O Tribunal Europeu dos Direitos do Homem (TEDH), em Estrasburgo, ordenou, esta segunda-feira, a libertação imediata da terrorista etarra Inés del Río, condenada a 3.828 anos de prisão pela morte de 23 pessoas na década de 80. Uma decisão sem recurso possível, depois de uma primeira tentativa do Governo espanhol em julho de 2012.

Em causa a aplicação retroativa da «Doutrina Parot», em nome do mais sanguinário dos terroristas da ETA, Henri Parot, condenado a 4.700 anos por 33 assassinatos cometidos entre 1978 e 1990.

O Código Penal de 1973, pelo qual Inés del Río foi condenada, previa um período máximo de prisão de 30 anos - alterado para 40 em 1995. A sua libertação estava, assim, prevista para 2 de julho de 2008, mas um mês e meio antes o Supremo aplicou-lhe a «Doutrina Parot», alterando a sua libertação para 27 de julho de 2017. Ou seja, mais nove anos de prisão, sendo que já tinha cumprido quatro a mais do que deveria, por ter um cumulativo máximo de 30 anos, de acordo com o Código Penal vigente aquando da sua condenação.

Inés del Río recorreu a Estrasburgo que, em julho de 2012, decidiu que aquela norma violava os artigos 5 (direito à liberdade e segurança) e 7 (não há sentença sem lei para aplicar) da Convenção Europeia dos Direitos do Homem.

Perante o recurso de então do Governo espanhol, o Tribunal Europeu entendeu que a jurisprudência do Supremo foi aplicada de forma retroativa, o que vai contra a Constituição que, no seu artigo 9, proíbe a retroatividade das normas, e contra o TEDH.

«O tribunal estima que a demandante não podia prever que o Supremo modificaria a sua jurisprudência em fevereiro de 2005 nem que tal alteração seria aplicada e pressuporia adiar em quase nove anos a data da sua libertação, de 2 de julho de 2008 para 27 de julho de 2017. A demandante cumpriu, por isso, uma pena de prisão superior àquela que teria de cumprir segundo o sistema penal espanhol em vigor no momento da sua condenação. Por conseguinte, cumpre às autoridades espanholas garantir a libertação imediata o mais breve possível», consta na sentença lida hoje em Estrasburgo.

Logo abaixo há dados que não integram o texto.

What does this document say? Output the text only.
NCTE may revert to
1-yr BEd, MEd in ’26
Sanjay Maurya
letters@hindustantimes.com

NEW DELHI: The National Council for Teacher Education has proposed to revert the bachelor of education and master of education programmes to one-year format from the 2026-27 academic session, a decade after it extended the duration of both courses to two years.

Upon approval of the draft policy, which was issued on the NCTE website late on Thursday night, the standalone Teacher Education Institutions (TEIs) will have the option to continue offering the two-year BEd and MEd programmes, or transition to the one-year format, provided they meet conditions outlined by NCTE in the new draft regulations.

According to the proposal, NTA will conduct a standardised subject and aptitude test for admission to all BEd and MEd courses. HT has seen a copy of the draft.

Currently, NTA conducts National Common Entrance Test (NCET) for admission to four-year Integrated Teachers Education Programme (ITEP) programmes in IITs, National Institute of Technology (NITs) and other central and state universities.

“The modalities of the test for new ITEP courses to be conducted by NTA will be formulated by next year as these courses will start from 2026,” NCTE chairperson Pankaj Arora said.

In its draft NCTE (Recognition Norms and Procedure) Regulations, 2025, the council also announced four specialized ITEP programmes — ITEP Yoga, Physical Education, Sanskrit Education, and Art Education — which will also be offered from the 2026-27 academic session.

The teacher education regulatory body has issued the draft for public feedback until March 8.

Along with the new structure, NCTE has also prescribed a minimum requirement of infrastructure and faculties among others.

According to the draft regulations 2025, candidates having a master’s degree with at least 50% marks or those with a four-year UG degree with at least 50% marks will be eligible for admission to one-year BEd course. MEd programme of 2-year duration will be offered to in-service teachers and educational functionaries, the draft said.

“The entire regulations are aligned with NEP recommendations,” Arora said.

Os magistrados determinaram ainda o pagamento de uma indemnização de mais de 30 mil euros à etarra.

Desde 2006, que a «Doutrina Parot» foi aplicada a mais de 60 reclusos, na sua maior parte terroristas da ETA com múltiplas condenações, além de outros assassinos e violadores.

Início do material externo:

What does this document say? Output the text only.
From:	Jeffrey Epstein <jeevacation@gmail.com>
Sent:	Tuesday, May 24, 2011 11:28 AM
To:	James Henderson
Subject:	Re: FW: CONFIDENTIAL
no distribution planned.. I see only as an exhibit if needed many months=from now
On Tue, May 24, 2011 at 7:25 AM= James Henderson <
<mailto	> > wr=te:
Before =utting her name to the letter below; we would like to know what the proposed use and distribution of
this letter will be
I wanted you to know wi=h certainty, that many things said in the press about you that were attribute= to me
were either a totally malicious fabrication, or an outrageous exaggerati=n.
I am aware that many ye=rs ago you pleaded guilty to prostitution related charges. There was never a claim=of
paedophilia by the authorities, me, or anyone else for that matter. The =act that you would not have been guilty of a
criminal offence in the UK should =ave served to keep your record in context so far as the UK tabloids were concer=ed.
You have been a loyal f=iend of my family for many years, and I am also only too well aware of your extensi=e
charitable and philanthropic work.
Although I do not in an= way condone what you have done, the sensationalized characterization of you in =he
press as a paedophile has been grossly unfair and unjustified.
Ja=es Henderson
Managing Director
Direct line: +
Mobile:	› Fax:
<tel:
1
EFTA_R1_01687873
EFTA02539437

O Tribunal de Estrasburgo confirmou, entretanto, ter recebido 30 recursos de outros membros da ETA aos quais será aplicada «automaticamente» a sentença ditada hoje.

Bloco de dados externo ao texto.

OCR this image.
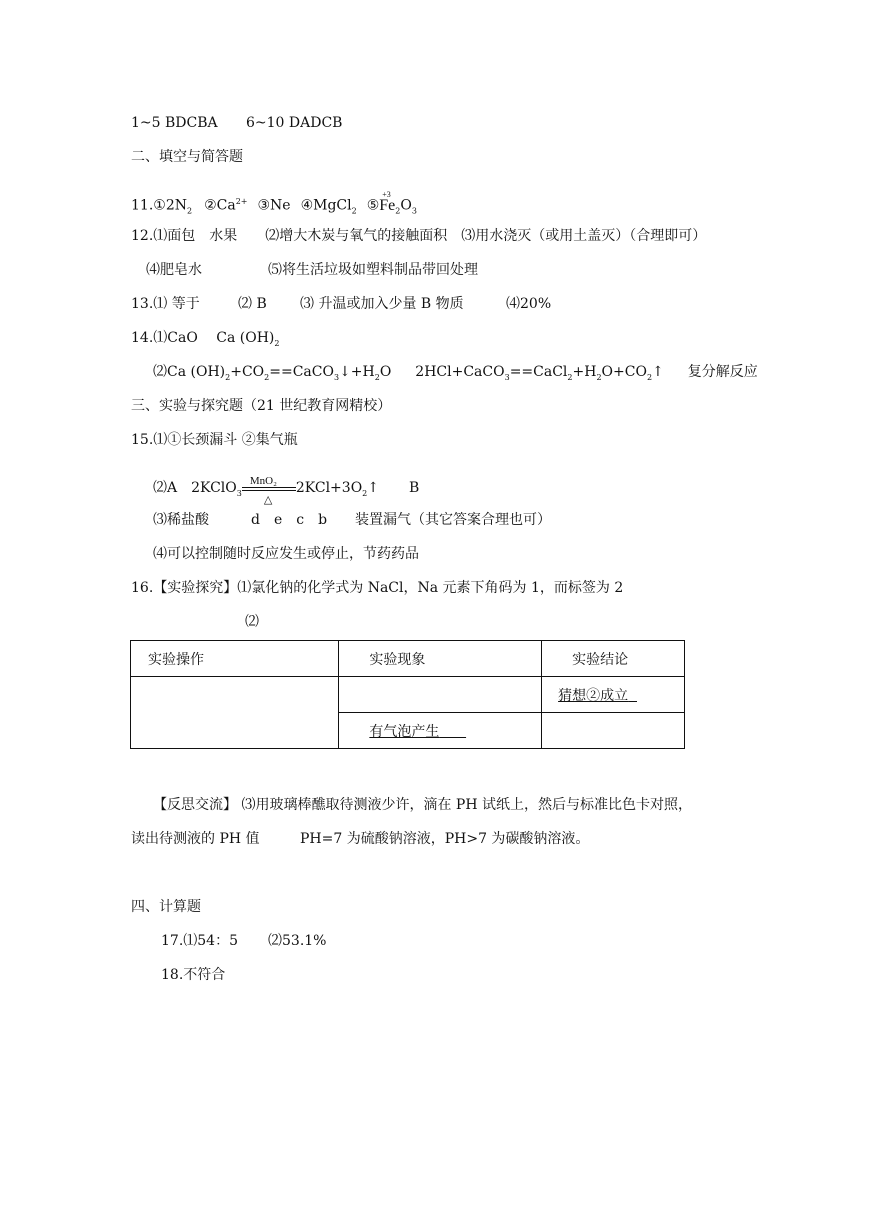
1~5 BDCBA 6~10 DADCB
二、填空与简答题
$11.①2N_2$ $②Ca^{2+}$ ③Ne ④MgCl$_2$ ⑤
+3
$Fe_2O_3$
12.⑴面包　水果　　⑵增大木炭与氧气的接触面积　⑶用水浇灭（或用土盖灭）（合理即可）
⑷肥皂水	⑸将生活垃圾如塑料制品带回处理
13.⑴ 等于	⑵ B ⑶ 升温或加入少量 B 物质	⑷20%
14.⑴CaO　 Ca $(OH)_2$
⑵Ca $(OH)_2+CO_2==CaCO_3↓+H_2O$ $2HCl+CaCO_3==CaCl_2+H_2O+CO_2↑$ 复分解反应
三、实验与探究题（21 世纪教育网精校）
15.⑴①长颈漏斗 ②集气瓶
⑵A　2KClO$_3$
MnO₂
△
$2KCl+3O_2↑$ B
⑶稀盐酸　　　d　e　c　b　　装置漏气（其它答案合理也可）
⑷可以控制随时反应发生或停止，节药药品
16.【实验探究】⑴氯化钠的化学式为 NaCl，Na 元素下角码为 1，而标签为 2
⑵
实验操作	实验现象	实验结论
		猜想②成立
	有气泡产生	
【反思交流】 ⑶用玻璃棒醮取待测液少许，滴在 PH 试纸上，然后与标准比色卡对照，
读出待测液的 PH 值	PH=7 为硫酸钠溶液，PH>7 为碳酸钠溶液。
四、计算题
17.⑴54：5 ⑵53.1%
18.不符合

Os dias de terror do Comando de Madrid

Inés del Río, de 54 anos, foi detida a 2 de junho de 1987 em Saragoça, ao volante de uma carrinha carregada com 35 quilos de explosivos. Era o fim de uma época marcada pelo terror e uma das mais sanguinárias da história da ETA.

A terrorista, que estava condenada a 3.828 anos de prisão por 23 assassinatos, entre os quais 12 alunos da escola da Polícia de Trânsito, mediante a explosão de um carro-bomba no momento da passagem de um autocarro e de uma carrinha da Guardia Civil numa praça de Madrid, a 14 de julho de 1986.

Um mês antes daquele massacre, armada com uma metralhadora e com a ajuda de mais etarras, assassinou um comandante do exército, um tenente e um soldado, junto ao estádio Vicente Calderón, casa do At. Madrid.

Depois de vários outros crimes, refugiou-se em França no outono de 1986, seguindo depois para a Argélia onde permaneceu até ao seu regresso a Espanha.